Worked procedure. Find the local extrema of \(f(x) = x^3 - 6x^2 + 9x + 1\).
Step 1. Differentiate: \(f'(x) = 3x^2 - 12x + 9\).
Step 2. Set \(f'(x) = 0\): \(3x^2 - 12x + 9 = 0 \implies x^2 - 4x + 3 = 0 \implies (x-1)(x-3) = 0\).
Critical points: \(x = 1\) and \(x = 3\).
Step 3. Compute \(f''(x) = 6x - 12\).
Step 4. Test each critical point:
- \(f''(1) = 6(1) - 12 = -6 < 0\): local maximum at \(x = 1\). Value: \(f(1) = 1 - 6 + 9 + 1 = 5\).
- \(f''(3) = 6(3) - 12 = 6 > 0\): local minimum at \(x = 3\). Value: \(f(3) = 27 - 54 + 27 + 1 = 1\).
The function rises to a local maximum of 5 at \(x = 1\), falls to a local minimum of 1 at \(x = 3\), then rises again.
28.6 Worked examples
Example 1 (Computing/data). Differentiate \(f(x) = 3x^4 - 2x^2 + 5x - 1\).
Apply the power rule term by term, with the constant multiple and sum rules:
\[f'(x) = 3 \cdot 4x^3 - 2 \cdot 2x^1 + 5 \cdot 1 - 0\]
\[f'(x) = 12x^3 - 4x + 5\]
This is a polynomial — differentiating a polynomial always produces a polynomial of degree one lower. The constant term \(-1\) vanishes: a constant has zero slope everywhere.
Example 2 (Science). Differentiate \(f(x) = x^2 \sin(x)\).
This is a product. Identify \(f(x) = x^2\) (the first factor) and \(g(x) = \sin(x)\) (the second). Apply the product rule:
\[\frac{d}{dx}\bigl[x^2 \sin x\bigr] = 2x \cdot \sin x + x^2 \cdot \cos x\]
\[= 2x\sin x + x^2 \cos x\]
This kind of function appears in wave mechanics: \(x^2 \sin x\) models an oscillation whose amplitude grows quadratically with distance from the source.
Example 3 (Engineering). Differentiate \(f(x) = e^{3x^2}\).
This is a composite function. Identify the outer and inner functions:
- Outer: \(f(u) = e^u\), which has derivative \(e^u\).
- Inner: \(g(x) = 3x^2\), which has derivative \(6x\).
Chain rule:
\[\frac{d}{dx}\bigl[e^{3x^2}\bigr] = e^{3x^2} \cdot 6x = 6x\,e^{3x^2}\]
Functions of this form appear in Gaussian distributions, heat diffusion kernels, and signal-processing windows. The chain rule is the only way to differentiate them correctly.
Example 4 (Real-world optimisation). A farmer has 80 m of fencing and wants to enclose a rectangular paddock. One side is a riverbank, which needs no fence. What dimensions maximise the enclosed area?

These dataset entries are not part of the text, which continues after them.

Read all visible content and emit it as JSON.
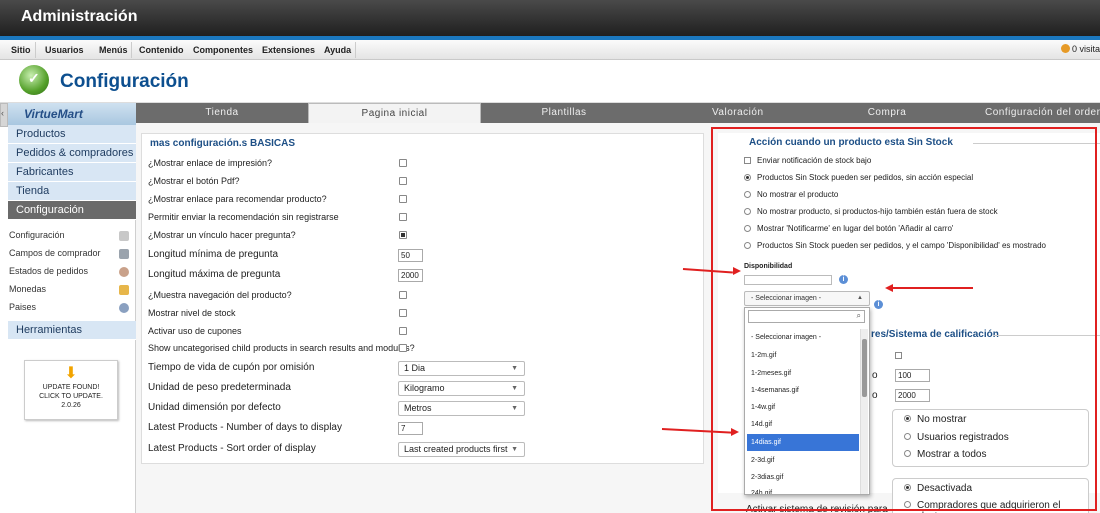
{
  "header": {
    "title": "Administración"
  },
  "menubar": {
    "items": [
      "Sitio",
      "Usuarios",
      "Menús",
      "Contenido",
      "Componentes",
      "Extensiones",
      "Ayuda"
    ],
    "visitors": "0 visita"
  },
  "page": {
    "title": "Configuración"
  },
  "sidebar": {
    "logo": "VirtueMart",
    "items": [
      "Productos",
      "Pedidos & compradores",
      "Fabricantes",
      "Tienda",
      "Configuración"
    ],
    "subitems": [
      "Configuración",
      "Campos de comprador",
      "Estados de pedidos",
      "Monedas",
      "Paises"
    ],
    "tools": "Herramientas",
    "update": {
      "line1": "UPDATE FOUND!",
      "line2": "CLICK TO UPDATE.",
      "line3": "2.0.26"
    }
  },
  "tabs": [
    "Tienda",
    "Pagina inicial",
    "Plantillas",
    "Valoración",
    "Compra",
    "Configuración del order"
  ],
  "basic": {
    "title": "mas configuración.s BASICAS",
    "rows": [
      {
        "label": "¿Mostrar enlace de impresión?",
        "type": "checkbox",
        "checked": false
      },
      {
        "label": "¿Mostrar el botón Pdf?",
        "type": "checkbox",
        "checked": false
      },
      {
        "label": "¿Mostrar enlace para recomendar producto?",
        "type": "checkbox",
        "checked": false
      },
      {
        "label": "Permitir enviar la recomendación sin registrarse",
        "type": "checkbox",
        "checked": false
      },
      {
        "label": "¿Mostrar un vínculo hacer pregunta?",
        "type": "checkbox",
        "checked": true
      },
      {
        "label": "Longitud mínima de pregunta",
        "type": "text",
        "value": "50"
      },
      {
        "label": "Longitud máxima de pregunta",
        "type": "text",
        "value": "2000"
      },
      {
        "label": "¿Muestra navegación del producto?",
        "type": "checkbox",
        "checked": false
      },
      {
        "label": "Mostrar nivel de stock",
        "type": "checkbox",
        "checked": false
      },
      {
        "label": "Activar uso de cupones",
        "type": "checkbox",
        "checked": false
      },
      {
        "label": "Show uncategorised child products in search results and modules?",
        "type": "checkbox",
        "checked": false
      },
      {
        "label": "Tiempo de vida de cupón por omisión",
        "type": "select",
        "value": "1 Dia"
      },
      {
        "label": "Unidad de peso predeterminada",
        "type": "select",
        "value": "Kilogramo"
      },
      {
        "label": "Unidad dimensión por defecto",
        "type": "select",
        "value": "Metros"
      },
      {
        "label": "Latest Products - Number of days to display",
        "type": "text",
        "value": "7"
      },
      {
        "label": "Latest Products - Sort order of display",
        "type": "select",
        "value": "Last created products first"
      }
    ]
  },
  "stock": {
    "title": "Acción cuando un producto esta Sin Stock",
    "options": [
      {
        "label": "Enviar notificación de stock bajo",
        "kind": "checkbox"
      },
      {
        "label": "Productos Sin Stock pueden ser pedidos, sin acción especial",
        "kind": "radio",
        "on": true
      },
      {
        "label": "No mostrar el producto",
        "kind": "radio",
        "on": false
      },
      {
        "label": "No mostrar producto, si productos-hijo también están fuera de stock",
        "kind": "radio",
        "on": false
      },
      {
        "label": "Mostrar 'Notificarme' en lugar del botón 'Añadir al carro'",
        "kind": "radio",
        "on": false
      },
      {
        "label": "Productos Sin Stock pueden ser pedidos, y el campo 'Disponibilidad' es mostrado",
        "kind": "radio",
        "on": false
      }
    ],
    "availability_label": "Disponibilidad",
    "image_select": "- Seleccionar imagen -",
    "image_options": [
      "- Seleccionar imagen -",
      "1-2m.gif",
      "1-2meses.gif",
      "1-4semanas.gif",
      "1-4w.gif",
      "14d.gif",
      "14dias.gif",
      "2-3d.gif",
      "2-3dias.gif",
      "24h.gif"
    ],
    "image_highlight": "14dias.gif"
  },
  "rating": {
    "title": "res/Sistema de calificación",
    "o1": "o",
    "v1": "100",
    "o2": "o",
    "v2": "2000",
    "show_opts": [
      "No mostrar",
      "Usuarios registrados",
      "Mostrar a todos"
    ],
    "review_opts": [
      "Desactivada",
      "Compradores que adquirieron el producto"
    ],
    "review_label": "Activar sistema de revisión para"
  }
}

Set up. Let the side perpendicular to the river have length \(x\) (metres). Two of these sides are needed. The side parallel to the river, call it \(y\), uses the remaining fencing:
\[2x + y = 80 \implies y = 80 - 2x\]
The area is:
\[A(x) = x \cdot y = x(80 - 2x) = 80x - 2x^2\]
Differentiate and find critical points:
\[A'(x) = 80 - 4x\]
Setting \(A'(x) = 0\): \(80 - 4x = 0 \implies x = 20\).
Classify: \(A''(x) = -4 < 0\) everywhere, so \(x = 20\) is a local (and global) maximum.
Dimensions: \(x = 20\) m, \(y = 80 - 2(20) = 40\) m.
Maximum area: \(A = 20 \times 40 = 800\text{ m}^2\).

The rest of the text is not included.